Yüzey araştırmasının yapılabileceği bir diğer saha ise nekropollerdir.” Nekro” (ölüler) ve “Polis” (şehir) kelimelerinden türetilmiş nekropol mezarlıkları kapsar. Genellikle kent dışında, bazen de ana kapının hemen yakinin da yer alırlar; Assos ve Termessos’ta olduğu gibi.

2. BULMA:

Araştırmacı, yüzeyde yaptığı çalışmalar sonucunda bazı verileri toplar. Bunların basında seramik eşya, kirik çanak-çömlek parçaları; küçük buluntularla sikkeler ve süs malzemesi gelir. Seramik eşya kırıldıktan sonra bir daha kullanılmadığı için, ayrıca hemen her yerleşimde bol miktarda ele geçmesi dolayısıyla geçmiş kültürlere ait ipuçları bulmada büyük önem taşır. Arkeologun yüzey araştırması sonucunda elde edebildiği bulgular değerlendirilir ve sonuçta, ilgili yerleşimde kazıya gerek olup olmadığına karar verilir. Eğer Araştırılan sahada seramik bulgu yoksa bu orada kazı yapılamaz anlamına da kesinlikle gelmez. Bazen bir sikke, bazen de bir mühür ya da yazıt parçası bile oranın önemini göstermeye yeterlidir.

3. KAZI:

Kazı: Önceden topografik haritası çıkarılmış ve sınırları belirlenmiş arkeolojik alanlarda, yetkili makamlardan alınacak izinle bilimsel sorumluluğa sahip kişilerin yapacağı “kazma” işlemidir. Arkeolojik kazılar amaçlarına göre 5’e ayrılır:

1. Planlı Kazılar :

En az doktora yapmış öğretim üyesi arkeologlar tarafından yıllara yayılan bilimsel kazılardır. Bu kazıların amacı, arkeolojik yerleşmeyi en iyi ve en doğru biçimde kazmak, buluntuları en iyi biçimde çıkarmak ve değerlendirmektir.

2. Kurtarma Kazıları .

Baraj, otoyol ya da herhangi bir inşai faaliyetin olacağı alanlardaki arkeolojik yerlerde yapılır. Bir iki yıl içerisinde çıkarılan eserler müzeye taşınarak inşaata devam edilir. Bulan eserin önemi ve yayıldığı alanın büyüklüğüne göre bazen inşaata izin verilmez ve kazı planlı kazıya dönüşebilir. Keban, Karakaya, Atatürk, Birecik ve Karkamış Barajlarının göl alanları içerisinde kurtarma kazıları yapılmıştır.

3. Rastlantısal Kazılar.

Adında da anlaşılacağı üzere rastlantı sonucu ortaya çıkan eserlerin bulunduğu alanlarda yapılır. Güney Fransa’daki Paleolitik çağın ünlü “Lascaux
Mağarası”, 1940’da dört öğrencinin kökünden sökülmüş bir ağacın oluşturduğu çukuru incelemeye kalkışması üzerine ortaya çıkmıştır. Erzincan Altıntepe’deki Urartu yerleşmesinin ortaya çıkarılması da bir çifçinin bulduğu birkaç parça çmlek yardımıyla olmuştur.

4. Define Kazıları.

Definecilerin Müze Müdürlüklerine başvurusu ile Müze denetiminde yapılan resmi kazılardır. Kazı definecinin gösterdiği bir noktada yapılır. Kazı masrafı defineci tarafından karşılanır. Kazı sonunda kazı alanı eski durumuna getirilir. Define kazıları arkeolojik alanlarda yapılmaz. Kazı sonunda elde edilen buluntuların değeri bir komisyon tarafından takdir edilir ve yasada belirlenen oranda bu değerin bir bölümü defineciye verilir.

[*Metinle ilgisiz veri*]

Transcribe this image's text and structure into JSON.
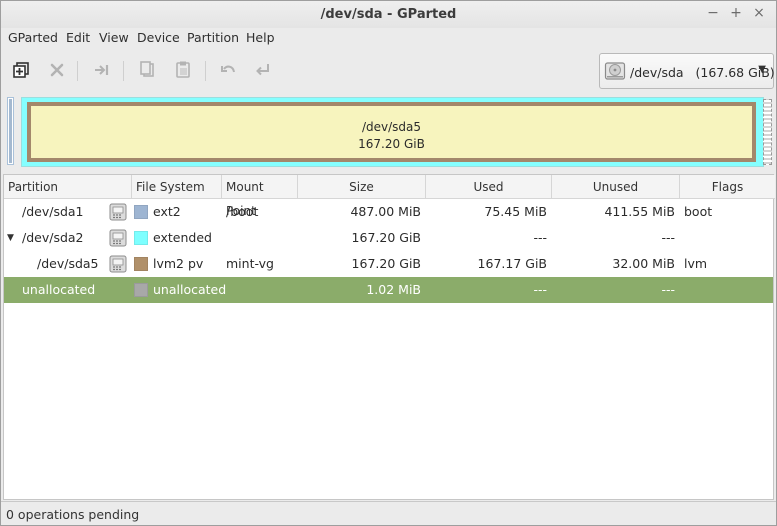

2863 SAYILI YASAYA GÖRE DEFİNE ARAMA:

Defineci Kimdir, Nasıl Olmalıdır

Define, toprak altına saklanmış madeni para, külçe altın, gümüş ve kıymetli eşya olarak nitelendirilebilir. Defineci ise önceden saklanmış hazineleri bulmaya çalışan insandır.

Madde 50 – Define aramak isteyenlere, bu Kanunun 6 ncı maddesinde korunması gerekli taşınmaz kültür ve tabiat varlığı olarak belirtilen yerler ile tespit ve tescil edilen sit alanları ve mezarlıklar dışında, Kültür ve Turizm Bakanlığınca define arama ruhsatnamesi verilebilir.

Define aramak isteyenlere aynı süre içinde birden fazla yerde arama izni verilemez. Define arama izni, başkalarına devredilemez. Bu iş için bir başkası tevkil olunamaz. Define aramada, Kültür ve Turizm Bakanlığından ve diğer kamu kurum ve kuruluşlarından temsilci olarak gönderileceklerin yolluk ve yevmiyeleri ile zaruri giderleri arayıcı tarafından karşılanır. Bu iş için gerekli olan ödenek, Bakanlıkça, define arayıcısından peşinen tahsil edilip bir Devlet bankasına yatırılır. Arama ruhsatının verilmesi, define arayıcıdan istenecek belgeler, aramanın yapılması, çıkan defineden arayıcıya tanınacak haklar, Kültür ve Turizm Bakanlığı ile Maliye Bakanlığının birlikte düzenleyeceği yönetmelikte belirtilir.

5. Kaçak Kazılar.

Eski eser kaçakçıları tarafından yasal olmayan ve 2863 sayılı Kültür ve Tabiat varlıklarını Koruma Kanununda suç sayılan kazılardır.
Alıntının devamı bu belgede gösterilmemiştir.